Menurut al-Baghawi Kalimat كَيْفَ يَهْدِي اللَّهُ قَوْمًا كَفَرُوا بَعْدَ إِيمَانِهِمْ, menggunakan redaksi pertanyaan, tapi isinya menyangkal, yang berarti tidak mungkin Allah SWT memberi petunjuk kepada orang yang murtad.[5] Apakah pantas orang yang sudah mengaku beriman, kemudian kufur, untuk mendapat hidayah dari Allah SWT? Bagaimana mungkin mereka mendapat hidayah? Menurut Abu al-Su’ud, terdapat beberapa riwayat berkaitan dengan turun ayat ini antara lain sebagai berikut: (1) Orang yahudi dan nashrani yang sudah meyakini tentang kebenaran adanya rasul diutus. Sebelum Nabi Muhammad diangkat jadi rasul, mereka menyatakan akan beriman sepenuhnya, tapi nyatanya mereka kufur. (2) sepuluh orang musyrikin menyatakan beriman kepada Rasul, tapi kemudian kufur dan kembali bergabung dengan orang Quraisy di Mekah. (3) Yahudi bani Nazhir dan Bani Quraidlah yang telah meyakini kebenaran Nabi Muhammad sebagai rasul, tapi kemudian menolaknya. Dalam ayat ini ditegaskan bahwa orang yang murtad tidak mungkin mendapat hidayah dari Allah SWT untuk mendapat petunjuk ke jalan yang benar.[6]
Diriwayatkan dari al-Hasan, bahwa yahudi dan nashrani telah mengetahui sifat Nabi Muhammad yang bakal diutus sebagai rasul terakhir sebagai kebenaran yang diterangkan dalam kitab terdahulu. Mereka yakin bahwa yang diutus itu dari keturunan atau ras mereka.
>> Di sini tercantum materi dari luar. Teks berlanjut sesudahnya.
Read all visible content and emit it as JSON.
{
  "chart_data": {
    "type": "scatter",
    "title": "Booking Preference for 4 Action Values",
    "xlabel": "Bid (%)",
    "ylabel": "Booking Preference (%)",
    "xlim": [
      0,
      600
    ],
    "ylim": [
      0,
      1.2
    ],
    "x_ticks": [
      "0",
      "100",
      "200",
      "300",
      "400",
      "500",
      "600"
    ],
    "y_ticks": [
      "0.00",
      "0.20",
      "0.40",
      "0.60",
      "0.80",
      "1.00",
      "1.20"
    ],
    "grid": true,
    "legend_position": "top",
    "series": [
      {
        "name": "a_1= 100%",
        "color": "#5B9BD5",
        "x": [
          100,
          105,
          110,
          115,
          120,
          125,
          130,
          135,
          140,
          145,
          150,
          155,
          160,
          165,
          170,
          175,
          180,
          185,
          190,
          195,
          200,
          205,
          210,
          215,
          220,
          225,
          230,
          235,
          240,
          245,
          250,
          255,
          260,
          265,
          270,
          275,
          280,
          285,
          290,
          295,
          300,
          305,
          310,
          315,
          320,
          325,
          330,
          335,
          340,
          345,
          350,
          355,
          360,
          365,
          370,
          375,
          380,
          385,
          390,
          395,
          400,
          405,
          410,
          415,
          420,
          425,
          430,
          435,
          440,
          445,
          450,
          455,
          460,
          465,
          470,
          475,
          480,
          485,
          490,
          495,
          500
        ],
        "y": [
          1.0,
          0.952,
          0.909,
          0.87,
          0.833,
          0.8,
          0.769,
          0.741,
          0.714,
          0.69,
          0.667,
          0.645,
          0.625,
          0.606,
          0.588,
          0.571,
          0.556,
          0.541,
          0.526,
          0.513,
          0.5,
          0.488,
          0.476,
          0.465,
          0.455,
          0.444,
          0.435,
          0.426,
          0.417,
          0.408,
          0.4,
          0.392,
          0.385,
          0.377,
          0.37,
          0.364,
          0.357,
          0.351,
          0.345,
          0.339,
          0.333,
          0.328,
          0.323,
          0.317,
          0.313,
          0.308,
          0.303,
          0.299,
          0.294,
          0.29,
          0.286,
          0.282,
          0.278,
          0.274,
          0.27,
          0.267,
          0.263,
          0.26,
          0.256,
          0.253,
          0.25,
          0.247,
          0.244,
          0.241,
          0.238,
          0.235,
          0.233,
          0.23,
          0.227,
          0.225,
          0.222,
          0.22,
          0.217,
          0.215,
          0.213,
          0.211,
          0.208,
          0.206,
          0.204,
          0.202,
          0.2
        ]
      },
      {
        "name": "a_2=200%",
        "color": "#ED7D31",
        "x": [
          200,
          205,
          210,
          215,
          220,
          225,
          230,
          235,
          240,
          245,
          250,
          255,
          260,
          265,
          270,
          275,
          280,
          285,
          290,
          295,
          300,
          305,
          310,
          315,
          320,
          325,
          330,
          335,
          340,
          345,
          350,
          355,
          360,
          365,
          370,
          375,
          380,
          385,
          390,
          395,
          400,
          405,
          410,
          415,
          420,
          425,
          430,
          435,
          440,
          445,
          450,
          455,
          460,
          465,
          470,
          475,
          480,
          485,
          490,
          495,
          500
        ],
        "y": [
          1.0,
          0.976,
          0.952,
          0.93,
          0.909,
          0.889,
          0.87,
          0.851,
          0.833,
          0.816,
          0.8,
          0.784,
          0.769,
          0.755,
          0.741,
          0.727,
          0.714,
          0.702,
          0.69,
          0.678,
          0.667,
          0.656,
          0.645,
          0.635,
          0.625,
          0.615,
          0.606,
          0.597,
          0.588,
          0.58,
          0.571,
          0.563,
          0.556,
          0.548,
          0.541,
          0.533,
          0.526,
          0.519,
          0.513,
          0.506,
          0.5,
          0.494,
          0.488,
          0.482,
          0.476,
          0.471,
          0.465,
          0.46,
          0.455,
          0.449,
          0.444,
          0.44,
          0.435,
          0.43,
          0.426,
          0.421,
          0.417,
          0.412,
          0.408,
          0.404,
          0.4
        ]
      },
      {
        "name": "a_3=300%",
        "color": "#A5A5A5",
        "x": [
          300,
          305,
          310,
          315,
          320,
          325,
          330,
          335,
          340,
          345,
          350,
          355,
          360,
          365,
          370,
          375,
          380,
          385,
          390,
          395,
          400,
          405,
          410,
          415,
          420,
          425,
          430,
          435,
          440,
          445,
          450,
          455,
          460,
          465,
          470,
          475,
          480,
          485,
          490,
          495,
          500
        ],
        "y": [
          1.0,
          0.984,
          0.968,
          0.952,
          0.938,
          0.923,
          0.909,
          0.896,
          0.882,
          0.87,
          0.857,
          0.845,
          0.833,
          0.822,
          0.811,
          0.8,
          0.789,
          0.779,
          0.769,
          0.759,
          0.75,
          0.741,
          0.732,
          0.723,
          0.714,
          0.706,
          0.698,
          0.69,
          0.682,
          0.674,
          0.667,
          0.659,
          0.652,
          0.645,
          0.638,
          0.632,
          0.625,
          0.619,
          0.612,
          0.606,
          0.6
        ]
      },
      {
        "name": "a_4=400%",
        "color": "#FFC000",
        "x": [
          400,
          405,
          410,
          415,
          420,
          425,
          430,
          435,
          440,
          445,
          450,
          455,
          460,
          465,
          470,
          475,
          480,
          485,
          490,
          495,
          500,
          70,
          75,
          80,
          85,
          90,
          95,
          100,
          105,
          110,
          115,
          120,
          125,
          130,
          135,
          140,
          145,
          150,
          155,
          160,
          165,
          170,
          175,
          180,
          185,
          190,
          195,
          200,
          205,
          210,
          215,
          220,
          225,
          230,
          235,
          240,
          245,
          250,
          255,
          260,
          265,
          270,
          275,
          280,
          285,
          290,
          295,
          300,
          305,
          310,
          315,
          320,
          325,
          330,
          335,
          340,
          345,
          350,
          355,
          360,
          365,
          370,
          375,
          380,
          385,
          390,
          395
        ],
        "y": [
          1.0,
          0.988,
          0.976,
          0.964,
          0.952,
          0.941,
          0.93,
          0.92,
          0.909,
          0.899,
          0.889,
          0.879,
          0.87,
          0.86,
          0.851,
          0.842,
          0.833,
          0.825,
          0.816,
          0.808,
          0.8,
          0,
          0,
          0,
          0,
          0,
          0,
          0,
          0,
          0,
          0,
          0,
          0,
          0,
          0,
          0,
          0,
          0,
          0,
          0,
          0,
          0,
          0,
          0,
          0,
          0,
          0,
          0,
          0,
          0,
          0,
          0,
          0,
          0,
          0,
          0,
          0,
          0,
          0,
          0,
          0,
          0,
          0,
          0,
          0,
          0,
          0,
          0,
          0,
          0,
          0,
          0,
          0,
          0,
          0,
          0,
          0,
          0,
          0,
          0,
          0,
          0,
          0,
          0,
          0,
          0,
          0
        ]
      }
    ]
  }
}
Namun ternyata rasul terakhir itu diutus dari keturunan Arab. Muncul di kalangan mereka rasa iri, dengki dan hasud ke bangsa Arab sehingga menjadi kafir. Ayat ini mengecam keras terhadap orang yang sudah mengetahui kebenaran Nabi Muhammad tapi mengkufurinya. Ditegaskan pula وَشَهِدُوا أَنَّ الرَّسُولَ حَقٌّ وَجَاءَهُمُ الْبَيِّنَاتُ mereka telah menyaksikan bahwa rasul itu benar, dan tekah datang kepada mereka berbagai bukti yang menjelaskannya. Rasul SAW dengan al-Qur`an memperlihat bukti kebenaran sebagaimana telah disebutkan dalam kitb sebelumnya baik Taurat maupun Injil. Yahudi, nashrani telah menyaksikan semua bukti itu, baik sifat nabi Muhammad maupun mu’jizatnya. Namun ternyata mereka kufur, maka sangat jauh dari hidayah Allah SWT.
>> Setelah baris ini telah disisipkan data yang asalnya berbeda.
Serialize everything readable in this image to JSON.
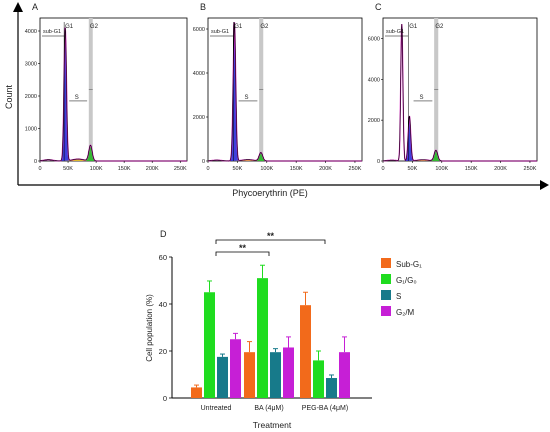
{
  "flow": {
    "ylabel": "Count",
    "xlabel": "Phycoerythrin (PE)",
    "panels": [
      {
        "letter": "A",
        "yticks": [
          "0",
          "1000",
          "2000",
          "3000",
          "4000"
        ],
        "ymax": 4400,
        "xticks": [
          "0",
          "50K",
          "100K",
          "150K",
          "200K",
          "250K"
        ],
        "gates": {
          "subg1": "sub-G1",
          "g1": "G1",
          "s": "S",
          "g2": "G2"
        }
      },
      {
        "letter": "B",
        "yticks": [
          "0",
          "2000",
          "4000",
          "6000"
        ],
        "ymax": 6500,
        "xticks": [
          "0",
          "50K",
          "100K",
          "150K",
          "200K",
          "250K"
        ],
        "gates": {
          "subg1": "sub-G1",
          "g1": "G1",
          "s": "S",
          "g2": "G2"
        }
      },
      {
        "letter": "C",
        "yticks": [
          "0",
          "2000",
          "4000",
          "6000"
        ],
        "ymax": 7000,
        "xticks": [
          "0",
          "50K",
          "100K",
          "150K",
          "200K",
          "250K"
        ],
        "gates": {
          "subg1": "sub-G1",
          "g1": "G1",
          "s": "S",
          "g2": "G2"
        }
      }
    ],
    "colors": {
      "outline": "#000000",
      "g1": "#2a2ad8",
      "s": "#e8c020",
      "g2": "#22b822",
      "envelope": "#e020c8",
      "gate": "#c8c8c8"
    }
  },
  "chart_data": {
    "panel_letter": "D",
    "type": "bar",
    "categories": [
      "Untreated",
      "BA (4μM)",
      "PEG-BA (4μM)"
    ],
    "series": [
      {
        "name": "Sub-G₁",
        "color": "#f26a1b",
        "values": [
          4.5,
          19.5,
          39.5
        ],
        "errors": [
          1.0,
          4.5,
          5.5
        ]
      },
      {
        "name": "G₁/G₀",
        "color": "#1fdc1f",
        "values": [
          45,
          51,
          16
        ],
        "errors": [
          4.8,
          5.5,
          4.0
        ]
      },
      {
        "name": "S",
        "color": "#177a8a",
        "values": [
          17.5,
          19.5,
          8.5
        ],
        "errors": [
          1.2,
          1.5,
          1.3
        ]
      },
      {
        "name": "G₂/M",
        "color": "#c61fd6",
        "values": [
          25,
          21.5,
          19.5
        ],
        "errors": [
          2.5,
          4.5,
          6.5
        ]
      }
    ],
    "xlabel": "Treatment",
    "ylabel": "Cell population (%)",
    "ylim": [
      0,
      60
    ],
    "yticks": [
      0,
      20,
      40,
      60
    ],
    "legend": "right",
    "annotations": [
      {
        "label": "**",
        "from": "Untreated",
        "to": "PEG-BA (4μM)"
      },
      {
        "label": "**",
        "from": "Untreated",
        "to": "BA (4μM)"
      }
    ]
  }
}
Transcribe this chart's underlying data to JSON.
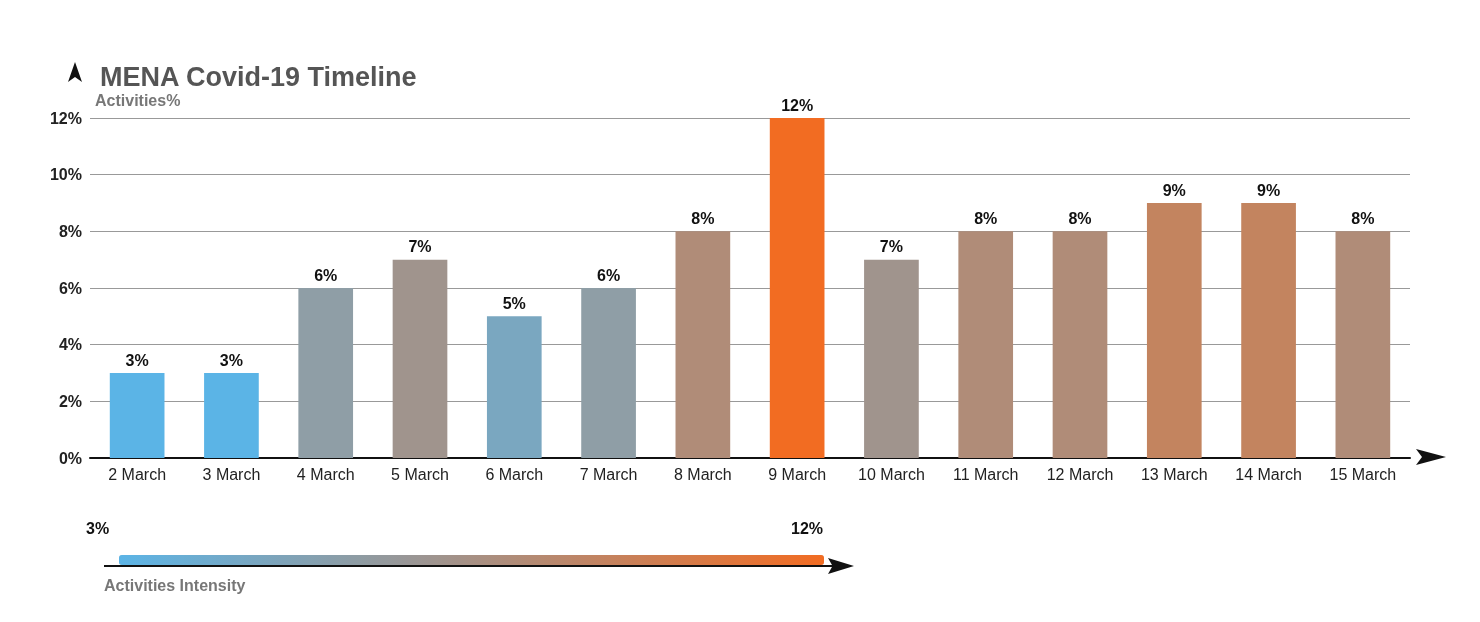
{
  "chart_data": {
    "type": "bar",
    "title": "MENA Covid-19 Timeline",
    "ylabel": "Activities%",
    "categories": [
      "2 March",
      "3 March",
      "4 March",
      "5 March",
      "6 March",
      "7 March",
      "8 March",
      "9 March",
      "10 March",
      "11 March",
      "12 March",
      "13 March",
      "14 March",
      "15 March"
    ],
    "values": [
      3,
      3,
      6,
      7,
      5,
      6,
      8,
      12,
      7,
      8,
      8,
      9,
      9,
      8
    ],
    "value_labels": [
      "3%",
      "3%",
      "6%",
      "7%",
      "5%",
      "6%",
      "8%",
      "12%",
      "7%",
      "8%",
      "8%",
      "9%",
      "9%",
      "8%"
    ],
    "colors": [
      "#5bb4e6",
      "#5bb4e6",
      "#8f9ea6",
      "#a0948d",
      "#7aa7c0",
      "#8f9ea6",
      "#b08c78",
      "#f26c22",
      "#a0948d",
      "#b08c78",
      "#b08c78",
      "#c3845f",
      "#c3845f",
      "#b08c78"
    ],
    "ylim": [
      0,
      12
    ],
    "yticks": [
      {
        "value": 0,
        "label": "0%"
      },
      {
        "value": 2,
        "label": "2%"
      },
      {
        "value": 4,
        "label": "4%"
      },
      {
        "value": 6,
        "label": "6%"
      },
      {
        "value": 8,
        "label": "8%"
      },
      {
        "value": 10,
        "label": "10%"
      },
      {
        "value": 12,
        "label": "12%"
      }
    ],
    "grid": "y",
    "clabel": "Activities Intensity",
    "clim": [
      3,
      12
    ],
    "cticks": [
      {
        "value": 3,
        "label": "3%"
      },
      {
        "value": 12,
        "label": "12%"
      }
    ]
  }
}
2. وَاللَّهُ لَا يَهْدِي الْقَوْمَ الظَّالِمِينَ Allah tidak menunjuki orang-orang yang zalim.
Allah SWT tidak memberi hidayah kepada yang murtad, karena mereka telah berbuat zhalim. Kezhaliman mereka utamanya telah menyimpang dari ajaran yang benar serta meninggalkan kemurnian akal fikirannya setelah mendapat cahaya kebenaran dari ajaran Rasul SAW.[7] Allah SWT tidak akan memberi hidayah kepada orang yang zhalim. Menurut al-Suyuthi, orang murtad tergolong zhalim karena kekufurannya, maka jauh dari hidayah.[8]
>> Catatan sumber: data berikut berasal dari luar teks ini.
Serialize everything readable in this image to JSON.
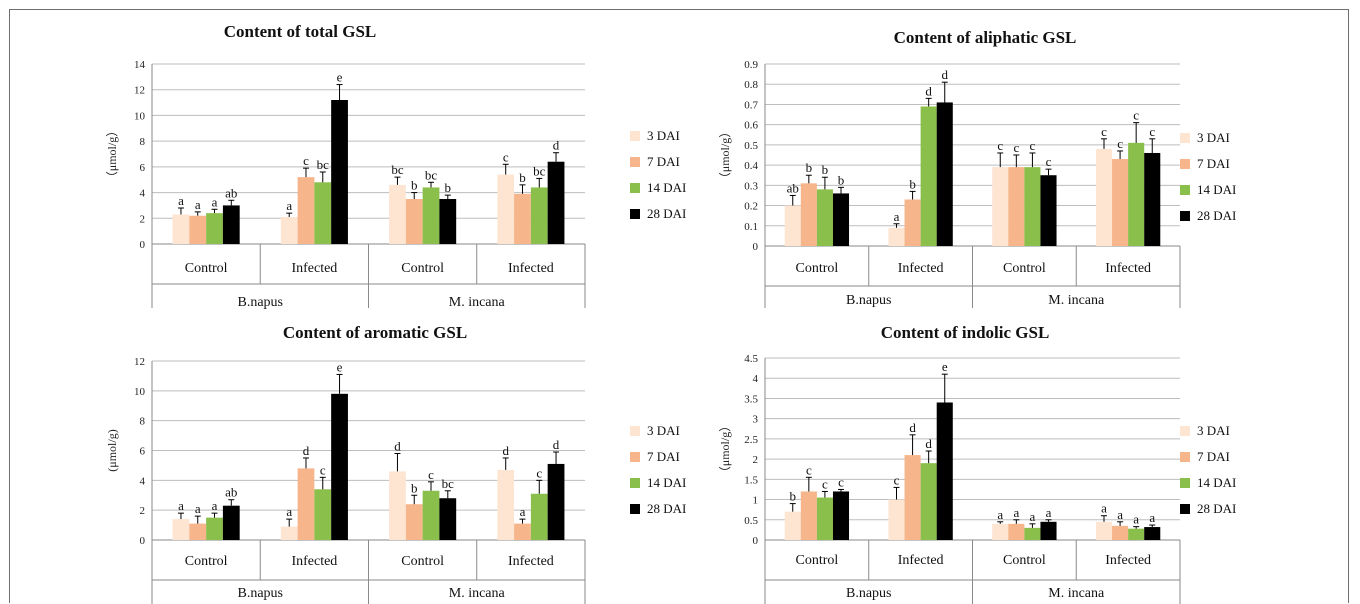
{
  "figure": {
    "legend_entries": [
      "3 DAI",
      "7 DAI",
      "14 DAI",
      "28 DAI"
    ],
    "colors": [
      "#fde5d2",
      "#f7b58b",
      "#8bbf4c",
      "#000000"
    ],
    "group_labels": [
      "Control",
      "Infected",
      "Control",
      "Infected"
    ],
    "species_labels": [
      "B.napus",
      "M. incana"
    ]
  },
  "chart_data": [
    {
      "type": "bar",
      "title": "Content of total GSL",
      "ylabel": "（μmol/g）",
      "ylim": [
        0,
        14
      ],
      "ystep": 2,
      "ytick_labels": [
        "0",
        "2",
        "4",
        "6",
        "8",
        "10",
        "12",
        "14"
      ],
      "categories": [
        "B.napus Control",
        "B.napus Infected",
        "M. incana Control",
        "M. incana Infected"
      ],
      "series": [
        {
          "name": "3 DAI",
          "values": [
            2.3,
            2.1,
            4.6,
            5.4
          ],
          "errors": [
            0.5,
            0.3,
            0.6,
            0.8
          ],
          "letters": [
            "a",
            "a",
            "bc",
            "c"
          ]
        },
        {
          "name": "7 DAI",
          "values": [
            2.2,
            5.2,
            3.5,
            3.9
          ],
          "errors": [
            0.3,
            0.7,
            0.5,
            0.7
          ],
          "letters": [
            "a",
            "c",
            "b",
            "b"
          ]
        },
        {
          "name": "14 DAI",
          "values": [
            2.4,
            4.8,
            4.4,
            4.4
          ],
          "errors": [
            0.3,
            0.8,
            0.4,
            0.7
          ],
          "letters": [
            "a",
            "bc",
            "bc",
            "bc"
          ]
        },
        {
          "name": "28 DAI",
          "values": [
            3.0,
            11.2,
            3.5,
            6.4
          ],
          "errors": [
            0.4,
            1.2,
            0.3,
            0.7
          ],
          "letters": [
            "ab",
            "e",
            "b",
            "d"
          ]
        }
      ]
    },
    {
      "type": "bar",
      "title": "Content of aliphatic GSL",
      "ylabel": "（μmol/g）",
      "ylim": [
        0,
        0.9
      ],
      "ystep": 0.1,
      "ytick_labels": [
        "0",
        "0.1",
        "0.2",
        "0.3",
        "0.4",
        "0.5",
        "0.6",
        "0.7",
        "0.8",
        "0.9"
      ],
      "categories": [
        "B.napus Control",
        "B.napus Infected",
        "M. incana Control",
        "M. incana Infected"
      ],
      "series": [
        {
          "name": "3 DAI",
          "values": [
            0.2,
            0.09,
            0.39,
            0.48
          ],
          "errors": [
            0.05,
            0.02,
            0.07,
            0.05
          ],
          "letters": [
            "ab",
            "a",
            "c",
            "c"
          ]
        },
        {
          "name": "7 DAI",
          "values": [
            0.31,
            0.23,
            0.39,
            0.43
          ],
          "errors": [
            0.04,
            0.04,
            0.06,
            0.04
          ],
          "letters": [
            "b",
            "b",
            "c",
            "c"
          ]
        },
        {
          "name": "14 DAI",
          "values": [
            0.28,
            0.69,
            0.39,
            0.51
          ],
          "errors": [
            0.06,
            0.04,
            0.07,
            0.1
          ],
          "letters": [
            "b",
            "d",
            "c",
            "c"
          ]
        },
        {
          "name": "28 DAI",
          "values": [
            0.26,
            0.71,
            0.35,
            0.46
          ],
          "errors": [
            0.03,
            0.1,
            0.03,
            0.07
          ],
          "letters": [
            "b",
            "d",
            "c",
            "c"
          ]
        }
      ]
    },
    {
      "type": "bar",
      "title": "Content of aromatic GSL",
      "ylabel": "(μmol/g)",
      "ylim": [
        0,
        12
      ],
      "ystep": 2,
      "ytick_labels": [
        "0",
        "2",
        "4",
        "6",
        "8",
        "10",
        "12"
      ],
      "categories": [
        "B.napus Control",
        "B.napus Infected",
        "M. incana Control",
        "M. incana Infected"
      ],
      "series": [
        {
          "name": "3 DAI",
          "values": [
            1.4,
            0.9,
            4.6,
            4.7
          ],
          "errors": [
            0.4,
            0.5,
            1.2,
            0.8
          ],
          "letters": [
            "a",
            "a",
            "d",
            "d"
          ]
        },
        {
          "name": "7 DAI",
          "values": [
            1.1,
            4.8,
            2.4,
            1.1
          ],
          "errors": [
            0.5,
            0.7,
            0.6,
            0.3
          ],
          "letters": [
            "a",
            "d",
            "b",
            "a"
          ]
        },
        {
          "name": "14 DAI",
          "values": [
            1.5,
            3.4,
            3.3,
            3.1
          ],
          "errors": [
            0.3,
            0.8,
            0.6,
            0.9
          ],
          "letters": [
            "a",
            "c",
            "c",
            "c"
          ]
        },
        {
          "name": "28 DAI",
          "values": [
            2.3,
            9.8,
            2.8,
            5.1
          ],
          "errors": [
            0.4,
            1.3,
            0.5,
            0.8
          ],
          "letters": [
            "ab",
            "e",
            "bc",
            "d"
          ]
        }
      ]
    },
    {
      "type": "bar",
      "title": "Content of indolic GSL",
      "ylabel": "（μmol/g）",
      "ylim": [
        0,
        4.5
      ],
      "ystep": 0.5,
      "ytick_labels": [
        "0",
        "0.5",
        "1",
        "1.5",
        "2",
        "2.5",
        "3",
        "3.5",
        "4",
        "4.5"
      ],
      "categories": [
        "B.napus Control",
        "B.napus Infected",
        "M. incana Control",
        "M. incana Infected"
      ],
      "series": [
        {
          "name": "3 DAI",
          "values": [
            0.7,
            1.0,
            0.4,
            0.45
          ],
          "errors": [
            0.2,
            0.3,
            0.05,
            0.15
          ],
          "letters": [
            "b",
            "c",
            "a",
            "a"
          ]
        },
        {
          "name": "7 DAI",
          "values": [
            1.2,
            2.1,
            0.4,
            0.35
          ],
          "errors": [
            0.35,
            0.5,
            0.1,
            0.1
          ],
          "letters": [
            "c",
            "d",
            "a",
            "a"
          ]
        },
        {
          "name": "14 DAI",
          "values": [
            1.05,
            1.9,
            0.3,
            0.28
          ],
          "errors": [
            0.15,
            0.3,
            0.1,
            0.05
          ],
          "letters": [
            "c",
            "d",
            "a",
            "a"
          ]
        },
        {
          "name": "28 DAI",
          "values": [
            1.2,
            3.4,
            0.45,
            0.32
          ],
          "errors": [
            0.05,
            0.7,
            0.05,
            0.05
          ],
          "letters": [
            "c",
            "e",
            "a",
            "a"
          ]
        }
      ]
    }
  ]
}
2.أُولَئِكَ جَزَاؤُهُمْ أَنَّ عَلَيْهِمْ لَعْنَةَ اللَّهِ وَالْمَلَائِكَةِ وَالنَّاسِ أَجْمَعِينَ Mereka itu, balasannya ialah: bahwasanya la`nat Allah ditimpakan kepada mereka, (demikian pula) la`nat para malaikat dan manusia seluruhnya,
Orang yang murtad sepantasnya dikutuk oleh Allah, oleh mala`ikat dan oleh seluruh manusia. Kutukan yang ditimpakan kepada mereka berlaku baik di dunia maupun di akhirat. Di akhirat pun orang murtad akan dikutuk di neraka oleh sesama penghuninya. Para penghuni neraka saling mengutuk antara yang satu dengan yang lainnya, sebagaimana dilukiskan dalam al-Qur`an sebagai berikut:
وَقَالَ إِنَّمَا اتَّخَذْتُمْ مِنْ دُونِ اللَّهِ أَوْثَانًا مَوَدَّةَ بَيْنِكُمْ فِي الْحَيَاةِ الدُّنْيَا ثُمَّ يَوْمَ الْقِيَامَةِ يَكْفُرُ بَعْضُكُمْ بِبَعْضٍ وَيَلْعَنُ بَعْضُكُمْ بَعْضًا وَمَأْوَاكُمُ النَّارُ وَمَا لَكُمْ مِنْ نَاصِرِينَ
Dan ia berkata: “Sesungguhnya berhala-berhala yang kamu sembah selain Allah adalah untuk menciptakan perasaan kasih sayang di antara kamu dalam kehidupan dunia ini kemudian di hari kiamat sebahagian kamu mengingkari sebahagian (yang lain) dan sebahagian kamu mela`nati sebahagian (yang lain); dan tempat kembalimu ialah neraka, dan sekali-kali tak ada bagimu para penolongpun. Qs.29:25
Di negara yang undang-undangnya berdasar syari’ah al-Islam orang yang murtad yang tidak bertaubat dapat dihukum mati. Rasul SAW bersabda:مَنْ بَدَّلَ دِينَهُ فَاقْتُلُوهُ Barangsiapa yang mengganti agamanya dari Islam ke agama lain maka bunuhlah.Hr.al-Bukhari, al-Tirmidzi.[9]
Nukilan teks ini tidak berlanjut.